Day 7 – Drelaj to Babino Polje

Photo credit: James Morgan ©

Day seven and this is officially my favourite day of the entire Peaks of the Balkans trail, so you have a lot to enjoy. Firstly, I mentioned in the previous day that you can take a transport option up to Leqiant. I highly recommend this as it is just a tar seal road and will add an additional 10 kilometers and 750 metres of elevation to your day.

After being dropped off at the start of the trail at Leqiant you will enter an amazing woodlands trail. It’s a consistent ascent for five kilometers but the trees offer much needed shelter, and you can even hear birds chirping everywhere.

At the halfway point you will reach a swimmable lake that marks a great place to have a quick break.
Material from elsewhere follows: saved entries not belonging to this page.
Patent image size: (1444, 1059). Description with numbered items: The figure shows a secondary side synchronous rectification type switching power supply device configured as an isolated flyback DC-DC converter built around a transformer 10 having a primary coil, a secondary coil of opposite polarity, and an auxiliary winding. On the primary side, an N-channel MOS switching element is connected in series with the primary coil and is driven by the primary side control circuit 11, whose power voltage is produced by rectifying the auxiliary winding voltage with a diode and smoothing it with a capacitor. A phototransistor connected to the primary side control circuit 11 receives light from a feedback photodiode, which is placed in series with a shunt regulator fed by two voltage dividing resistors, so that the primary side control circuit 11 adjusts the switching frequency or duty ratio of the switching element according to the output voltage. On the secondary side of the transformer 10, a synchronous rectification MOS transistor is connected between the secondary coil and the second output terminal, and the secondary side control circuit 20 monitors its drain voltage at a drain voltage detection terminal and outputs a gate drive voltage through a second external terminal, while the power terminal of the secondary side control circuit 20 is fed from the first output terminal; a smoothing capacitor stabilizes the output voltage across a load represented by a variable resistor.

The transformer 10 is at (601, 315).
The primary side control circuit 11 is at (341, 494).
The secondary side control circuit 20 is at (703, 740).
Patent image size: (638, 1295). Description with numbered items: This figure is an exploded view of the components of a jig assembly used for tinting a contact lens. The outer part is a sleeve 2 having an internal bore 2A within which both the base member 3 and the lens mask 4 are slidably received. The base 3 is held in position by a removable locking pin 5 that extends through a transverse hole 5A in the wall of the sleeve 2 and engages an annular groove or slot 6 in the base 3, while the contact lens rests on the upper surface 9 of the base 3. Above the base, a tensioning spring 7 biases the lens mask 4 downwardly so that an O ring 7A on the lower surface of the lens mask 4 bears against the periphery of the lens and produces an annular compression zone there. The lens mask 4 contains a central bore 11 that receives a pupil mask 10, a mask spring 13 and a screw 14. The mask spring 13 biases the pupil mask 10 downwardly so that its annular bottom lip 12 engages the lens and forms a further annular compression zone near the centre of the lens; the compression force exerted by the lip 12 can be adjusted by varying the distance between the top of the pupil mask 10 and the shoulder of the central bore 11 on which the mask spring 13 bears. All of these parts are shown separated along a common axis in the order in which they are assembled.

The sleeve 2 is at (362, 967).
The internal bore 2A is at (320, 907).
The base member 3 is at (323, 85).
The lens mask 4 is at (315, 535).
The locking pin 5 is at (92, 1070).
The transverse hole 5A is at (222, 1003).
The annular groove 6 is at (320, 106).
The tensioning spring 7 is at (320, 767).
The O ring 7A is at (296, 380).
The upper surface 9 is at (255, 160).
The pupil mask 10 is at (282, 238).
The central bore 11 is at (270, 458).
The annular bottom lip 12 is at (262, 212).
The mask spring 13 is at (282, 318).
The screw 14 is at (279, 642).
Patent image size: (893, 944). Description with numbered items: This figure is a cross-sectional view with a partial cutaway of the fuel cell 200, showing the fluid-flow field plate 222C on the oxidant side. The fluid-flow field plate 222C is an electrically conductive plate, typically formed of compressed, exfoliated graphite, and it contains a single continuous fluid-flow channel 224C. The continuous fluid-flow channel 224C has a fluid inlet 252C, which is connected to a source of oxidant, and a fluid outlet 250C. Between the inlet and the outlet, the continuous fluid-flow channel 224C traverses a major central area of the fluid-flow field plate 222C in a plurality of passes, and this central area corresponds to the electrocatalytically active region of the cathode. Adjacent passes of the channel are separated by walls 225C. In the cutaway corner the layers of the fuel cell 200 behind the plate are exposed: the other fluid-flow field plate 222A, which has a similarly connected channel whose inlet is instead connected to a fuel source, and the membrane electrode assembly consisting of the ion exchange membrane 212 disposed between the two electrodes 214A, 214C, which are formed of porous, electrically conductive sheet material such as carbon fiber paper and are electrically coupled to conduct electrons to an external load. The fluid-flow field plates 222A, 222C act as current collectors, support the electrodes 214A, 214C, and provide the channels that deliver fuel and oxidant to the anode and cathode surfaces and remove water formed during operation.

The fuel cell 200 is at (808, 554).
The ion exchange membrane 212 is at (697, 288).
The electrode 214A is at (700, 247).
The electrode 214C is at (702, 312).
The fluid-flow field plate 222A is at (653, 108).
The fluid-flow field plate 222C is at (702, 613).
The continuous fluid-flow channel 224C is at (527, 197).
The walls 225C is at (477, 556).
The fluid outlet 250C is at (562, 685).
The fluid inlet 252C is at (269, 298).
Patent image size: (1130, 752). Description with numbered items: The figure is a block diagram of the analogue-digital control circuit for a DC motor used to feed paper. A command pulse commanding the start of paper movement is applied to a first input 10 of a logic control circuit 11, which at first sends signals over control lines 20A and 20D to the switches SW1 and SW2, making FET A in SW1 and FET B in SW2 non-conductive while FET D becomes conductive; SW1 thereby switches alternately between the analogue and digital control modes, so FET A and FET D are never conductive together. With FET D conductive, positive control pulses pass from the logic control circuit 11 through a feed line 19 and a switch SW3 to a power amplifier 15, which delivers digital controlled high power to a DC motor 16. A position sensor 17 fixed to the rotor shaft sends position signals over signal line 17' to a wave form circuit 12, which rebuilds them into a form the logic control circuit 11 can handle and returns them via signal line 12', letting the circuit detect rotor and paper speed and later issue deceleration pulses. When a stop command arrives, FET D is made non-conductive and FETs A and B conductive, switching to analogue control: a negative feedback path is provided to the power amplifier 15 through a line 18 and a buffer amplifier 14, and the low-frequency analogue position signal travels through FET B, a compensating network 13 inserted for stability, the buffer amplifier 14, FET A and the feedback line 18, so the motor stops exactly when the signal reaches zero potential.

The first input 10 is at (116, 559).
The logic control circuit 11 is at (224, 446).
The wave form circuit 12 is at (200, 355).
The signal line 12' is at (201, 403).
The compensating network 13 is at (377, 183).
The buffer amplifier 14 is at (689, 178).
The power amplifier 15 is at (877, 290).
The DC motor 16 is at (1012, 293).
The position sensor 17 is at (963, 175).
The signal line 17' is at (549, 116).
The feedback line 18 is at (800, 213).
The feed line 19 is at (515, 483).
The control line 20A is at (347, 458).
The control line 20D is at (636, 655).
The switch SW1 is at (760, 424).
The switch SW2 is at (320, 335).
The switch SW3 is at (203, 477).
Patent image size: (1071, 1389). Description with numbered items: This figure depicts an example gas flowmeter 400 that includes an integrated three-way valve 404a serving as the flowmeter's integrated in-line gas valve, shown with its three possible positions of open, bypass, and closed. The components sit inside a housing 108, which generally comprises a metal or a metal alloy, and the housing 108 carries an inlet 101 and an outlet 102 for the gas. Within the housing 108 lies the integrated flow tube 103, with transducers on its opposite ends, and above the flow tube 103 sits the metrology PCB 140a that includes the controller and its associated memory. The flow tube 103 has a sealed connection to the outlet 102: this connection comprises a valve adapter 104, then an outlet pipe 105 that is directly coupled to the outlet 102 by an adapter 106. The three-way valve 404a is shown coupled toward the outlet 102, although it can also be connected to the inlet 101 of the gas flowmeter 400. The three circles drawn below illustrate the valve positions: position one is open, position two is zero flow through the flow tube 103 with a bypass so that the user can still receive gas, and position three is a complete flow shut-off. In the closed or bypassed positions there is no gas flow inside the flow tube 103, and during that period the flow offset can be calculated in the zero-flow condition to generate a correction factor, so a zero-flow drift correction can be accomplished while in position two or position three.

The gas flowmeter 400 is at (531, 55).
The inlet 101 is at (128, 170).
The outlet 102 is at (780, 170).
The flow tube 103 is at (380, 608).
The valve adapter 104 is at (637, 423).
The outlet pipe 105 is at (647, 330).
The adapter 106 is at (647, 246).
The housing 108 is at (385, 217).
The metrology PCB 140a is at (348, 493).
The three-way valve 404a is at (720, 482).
Theres definitely a better lake the next day, but we never miss the opportunity to take a quick dip. Afterwards you will continue up to the top where you will eventually reach the ridgeline. This ridgeline is why this was our favourite day on the walk. You are essentially walking through beautiful meadows for the next five kilometers. You can even see over to Roshkodol Pass and where you were walking three days earlier.

Theres plenty of amazing spots to take a break for lunch. We stopped close to the end at about the nineth kilometer of the day.

lunch-spot

Eventually you will reach the end and begin a reasonably sharp descent down to the bottom into Babino Polje. We can’t tell if it is just day seven legs or the amazing views, but this descent didn’t feel that bad considering the distance covered.

Once at the bottom you are officially in Babino Polje, however it’s quite spread out so it could be a few kilometers of walking along the flat before you reach your guesthouse. We stayed in the infamous Triangle Woodhouse, known for “having the best food on the Peaks of the Balkans trail”. It did not disappoint. The owner was even one of the initiators of the Peaks of the Balkans project and gave us a recount of the thirteen-year journey that they have been on, including the intangible value that it has brought to the region, even acting as a way to improve the relationship between Montenegro, Albania, and Kosovo after the war.